Apr 27, 2023 - Sale 2634

Sale 2634 - Lot 104

Price Realized: $ 1,500
?Final Price Realized includes Buyer’s Premium added to Hammer Price
Estimate: $ 1,400 - $ 1,800
SAMUEL BOURNE (1834-1912)
A group of 10 photographs, primarily landscapes, including images made on expeditions to the Himalayas.
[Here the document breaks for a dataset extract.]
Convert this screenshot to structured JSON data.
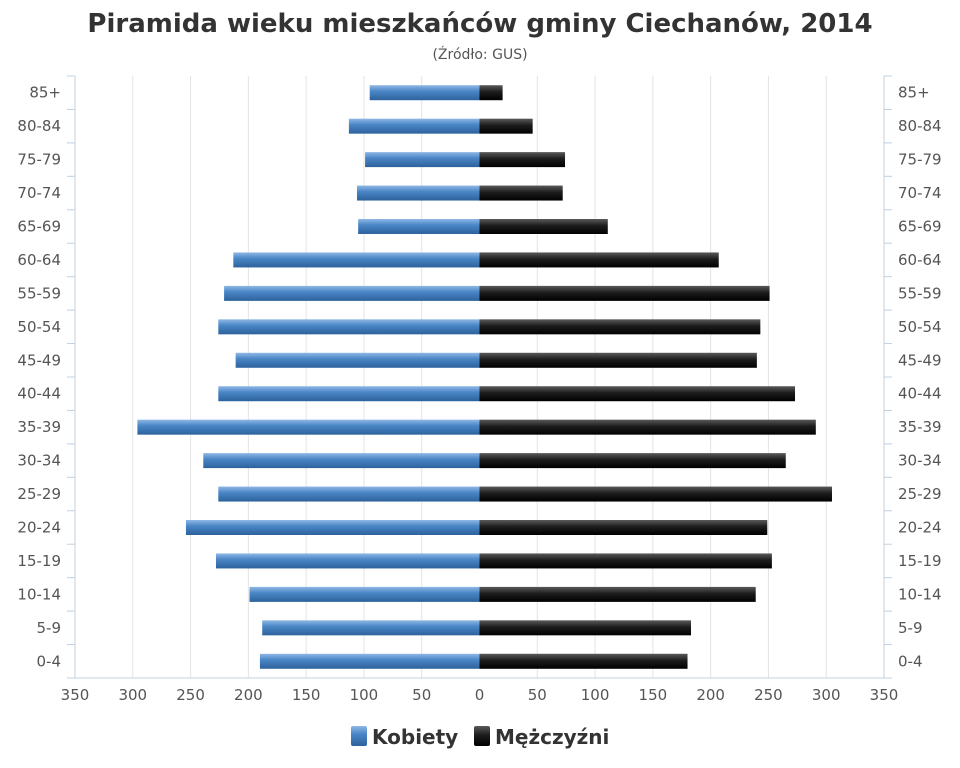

Albumen prints, the images measuring 9 1/2x11 3/4 inches (24.1x29.8 cm.), and slightly smaller, and the reverse, four on mounts 18 1/4x16 1/4 inches (46.3x41.3 cm.), one mount slightly smaller, nearly all with Bourne's signature and inventory number in the negative, one with the title in the negative, and two with the printed title on mount recto. 1863-70

Waterfall and Bridge (#200) * Near Manirung Pass (#1472) * View from Kunzan (#1454) * Distant View (#1463) * Nelang Pass (Buspa Valley) (#1527) * Interior of Eastern Colonnade, Kutub, Delhi (#1374, mounted) * Waterfall (#2010) * Rocks, Snow - Nelang Pass (#1529, mounted) * Village of Sonamurc (mounted) * Merchants Houses on Duhl Canal (#814, mounted)

Bourne arrived in India in 1863 and opened a photographs studio in Simla. He made three expeditions to the Himalayas, which brought him significant recognition. Images and accounts were published in the "British Journal of Photography" in 1864 and 1870. On the last and most strenuous of these trips in 1866, from which images are included in this group, Bourne traveled with the botanist and geologist G.R. Playfair, and hired 80 porters to carry live animals as well as boxes of chemicals, glass plates, and a darkroom tent. He succeeded in treking to the origin of the Ganges River, despite significant hardship and risk, taking a photograph at 18,600 feet of elevation, a record at the time. Bourne's courage, along with his pursuit of incredible aesthetic standards, earned him the reputation as one of the best photographer-explorers of the period.

Bourne left India in 1870, and by then had produced over 2500 views. His record of India was exhaustive, meticulous, and highly appreciated by tourists, scientists, and collectors. About views like the ones in this lot, he wrote: "I never beheld such a splendid array of peaks and glaciers; they cropped up on either side, and stood thick around me like icebergs in a polar sea. And as I stood on the crest of the Pass and surveyed this vast region held in the icy fetters of eternal winter, I could not but feel deeply impressed with the sublimity and majesty of nature when beheld in scenes like these."